Bab 11: Hujan yang Menepi
Hari itu, hujan turun sejak pagi. Bukan hujan deras yang memaksa orang berlarian mencari teduh, tapi hujan gerimis yang pelan-pelan mengendap di bahu, menyusup ke dalam hati. Aku menatap kaca jendela dari balik meja kerjaku. Tetes air turun perlahan di permukaannya, meninggalkan jejak seperti kenangan yang enggan hilang.
Elio tidak masuk hari ini. Tidak ada kabar. Tidak ada pesan. Tidak ada suara langkah yang biasanya datang lebih pagi dariku, menyapa dengan senyum ringan dan ucapan sederhana, “Pagi, Seliya.”
Aku mencoba menenangkan diriku, mencoba berprasangka baik. Mungkin dia hanya bangun kesiangan. Atau mungkin sedang ada urusan keluarga. Tapi dari semalam, chat-ku hanya dibaca tanpa balasan. Dan itu cukup membuat pikiranku berkelana ke berbagai kemungkinan yang tak menyenangkan.
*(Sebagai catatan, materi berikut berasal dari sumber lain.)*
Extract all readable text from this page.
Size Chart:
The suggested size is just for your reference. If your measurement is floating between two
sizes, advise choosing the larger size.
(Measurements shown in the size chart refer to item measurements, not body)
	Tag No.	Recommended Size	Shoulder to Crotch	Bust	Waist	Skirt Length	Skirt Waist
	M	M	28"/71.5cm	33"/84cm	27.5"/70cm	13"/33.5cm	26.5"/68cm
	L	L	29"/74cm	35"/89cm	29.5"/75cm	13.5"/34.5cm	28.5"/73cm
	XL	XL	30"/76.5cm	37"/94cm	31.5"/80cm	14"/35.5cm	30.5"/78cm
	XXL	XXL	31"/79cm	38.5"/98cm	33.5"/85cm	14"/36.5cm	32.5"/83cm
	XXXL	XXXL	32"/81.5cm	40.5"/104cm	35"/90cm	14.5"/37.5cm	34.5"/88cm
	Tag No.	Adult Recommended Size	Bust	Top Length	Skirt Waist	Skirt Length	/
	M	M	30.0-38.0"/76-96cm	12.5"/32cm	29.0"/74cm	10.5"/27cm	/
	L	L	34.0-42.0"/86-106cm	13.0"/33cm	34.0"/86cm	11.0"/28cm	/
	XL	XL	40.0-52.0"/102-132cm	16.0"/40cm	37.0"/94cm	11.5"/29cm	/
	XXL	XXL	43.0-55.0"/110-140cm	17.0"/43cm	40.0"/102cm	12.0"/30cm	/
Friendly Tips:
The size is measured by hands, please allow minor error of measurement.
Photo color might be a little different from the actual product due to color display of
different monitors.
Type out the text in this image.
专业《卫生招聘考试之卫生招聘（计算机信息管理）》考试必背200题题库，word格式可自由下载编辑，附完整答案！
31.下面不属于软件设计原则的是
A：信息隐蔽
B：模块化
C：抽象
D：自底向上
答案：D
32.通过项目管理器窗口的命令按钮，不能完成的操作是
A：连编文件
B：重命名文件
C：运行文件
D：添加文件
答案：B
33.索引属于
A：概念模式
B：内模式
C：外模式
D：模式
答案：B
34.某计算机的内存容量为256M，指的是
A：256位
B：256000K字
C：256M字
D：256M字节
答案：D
Jam sudah menunjukkan pukul sepuluh ketika sebuah ketukan pelan terdengar di pintu ruangan kami. Aku membuka pintu dan melihat seorang perempuan muda berdiri di sana. Rambutnya sebahu, wajahnya sedikit mirip Elio, hanya saja lebih lembut, lebih muda. Dia mengenakan jaket parasut biru tua yang tampak basah di beberapa bagian.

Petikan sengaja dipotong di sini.